Oltre le prime file, lo spazio silenzioso ovvero un “comparto” pensato per chi patisce i sovraccarichi sensoriali, dove il rumore è ridotto al minimo. A metri dietro, invece, Gabriele Capponi dj di Parma suona musica commerciale e revival sul furgoncino dove si trova la sua postazione. «Attuiamo la convenzione Onu. Ma facciamolo per davvero. È stata scritta nel 2006. E che ogni caregiver venga tutelato, una categoria troppo spesso lasciata in un angolo. Poi, autonomia e indipendenza: sono due cose diverse. Indipendente vuol dire fare quel che si vuole, anche con l’aiuto di qualcuno. Rendiamo la legge sulla vita indipendente possibile, soprattutto per chi vive in provincia, un provvedimento sugli assistenti personali». Il primo intervento di Dajana Gioffrè termina con un lungo applauso. Sarà lei a presentare sul palco i tanti interventi previsti una volta arrivati in piazza Vittorio. Come quello dei Terconauti, noti influencer che creano contenuti divertenti e virali su Instagram a tema inclusione.

Durante il corteo è stato illustrato il manifesto con le richieste: una società dove i disabili siano realmente al pari degli altri, con la possibilità di poter vivere con “normalità” tutti gli aspetti del quotidiano. Dalla sessualità, con assistenti dedicati, ai siti internet di pubblica utilità, spesso non accessibili per tutti. Poi il voto elettronico, per chi non ha possibilità di uscire e recarsi alle urne. E ancora le macchinette totem, come quelle dove si può pagare il parcheggio o acquistare le sigarette: troppo alte e complesse per esser utilizzate da chiunque. E ancora, mobilità e mezzi pubblici: autobus con più posti a disposizione per i disabili, semafori sonori e trasporto senza barriere architettoniche totale.

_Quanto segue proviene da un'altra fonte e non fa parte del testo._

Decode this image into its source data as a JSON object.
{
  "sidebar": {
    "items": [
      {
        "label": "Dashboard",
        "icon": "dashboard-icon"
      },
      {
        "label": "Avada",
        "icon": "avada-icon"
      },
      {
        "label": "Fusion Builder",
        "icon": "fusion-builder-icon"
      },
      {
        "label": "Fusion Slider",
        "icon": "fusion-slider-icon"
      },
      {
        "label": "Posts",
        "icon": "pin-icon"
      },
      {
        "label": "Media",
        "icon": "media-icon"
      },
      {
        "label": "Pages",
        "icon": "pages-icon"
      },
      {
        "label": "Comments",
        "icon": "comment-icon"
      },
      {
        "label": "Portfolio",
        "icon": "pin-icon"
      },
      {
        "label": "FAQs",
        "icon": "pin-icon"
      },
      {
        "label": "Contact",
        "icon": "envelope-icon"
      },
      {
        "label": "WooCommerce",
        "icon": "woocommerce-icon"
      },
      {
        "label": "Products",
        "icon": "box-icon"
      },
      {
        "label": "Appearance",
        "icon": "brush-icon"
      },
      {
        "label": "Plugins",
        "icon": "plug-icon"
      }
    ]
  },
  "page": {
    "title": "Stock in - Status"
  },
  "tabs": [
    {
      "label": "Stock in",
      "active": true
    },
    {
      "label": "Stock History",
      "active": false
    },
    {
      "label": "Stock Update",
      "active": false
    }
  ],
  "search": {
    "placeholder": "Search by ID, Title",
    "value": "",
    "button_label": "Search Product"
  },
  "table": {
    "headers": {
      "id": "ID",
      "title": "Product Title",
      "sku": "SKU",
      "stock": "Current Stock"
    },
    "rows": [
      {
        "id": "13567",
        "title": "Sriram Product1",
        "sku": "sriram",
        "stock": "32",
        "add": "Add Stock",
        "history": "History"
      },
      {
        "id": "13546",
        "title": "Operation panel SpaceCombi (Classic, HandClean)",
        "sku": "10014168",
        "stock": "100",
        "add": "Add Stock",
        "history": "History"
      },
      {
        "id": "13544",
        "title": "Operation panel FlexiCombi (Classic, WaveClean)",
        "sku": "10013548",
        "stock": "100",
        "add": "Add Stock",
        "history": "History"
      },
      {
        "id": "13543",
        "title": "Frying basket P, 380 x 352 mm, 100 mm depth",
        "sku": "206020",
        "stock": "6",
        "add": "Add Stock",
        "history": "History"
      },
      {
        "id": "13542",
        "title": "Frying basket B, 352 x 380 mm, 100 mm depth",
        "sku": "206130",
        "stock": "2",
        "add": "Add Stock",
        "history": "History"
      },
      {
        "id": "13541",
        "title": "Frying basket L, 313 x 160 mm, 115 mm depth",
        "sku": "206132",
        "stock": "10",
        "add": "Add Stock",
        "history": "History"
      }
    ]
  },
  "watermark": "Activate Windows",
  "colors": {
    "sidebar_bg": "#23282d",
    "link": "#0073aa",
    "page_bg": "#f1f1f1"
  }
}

Arrivati in piazza Vittorio i partecipanti sono diventati 2.000: sotto al palco si è tenuto uno spettacolo di danza organizzato da Gabriella Cerritelli, curatrice del progetto “danzare la diversità” che si occupa di corsi di danza per tutti, anche per chi utilizza la carrozzina. Uno spettacolo che in tanti si sono fermati a osservare. «L’abiilismo è una forma discriminazione, va abbattuta combattendo le barriere fisiche, sensoriali e culturali» ha dichiarato Rosatelli.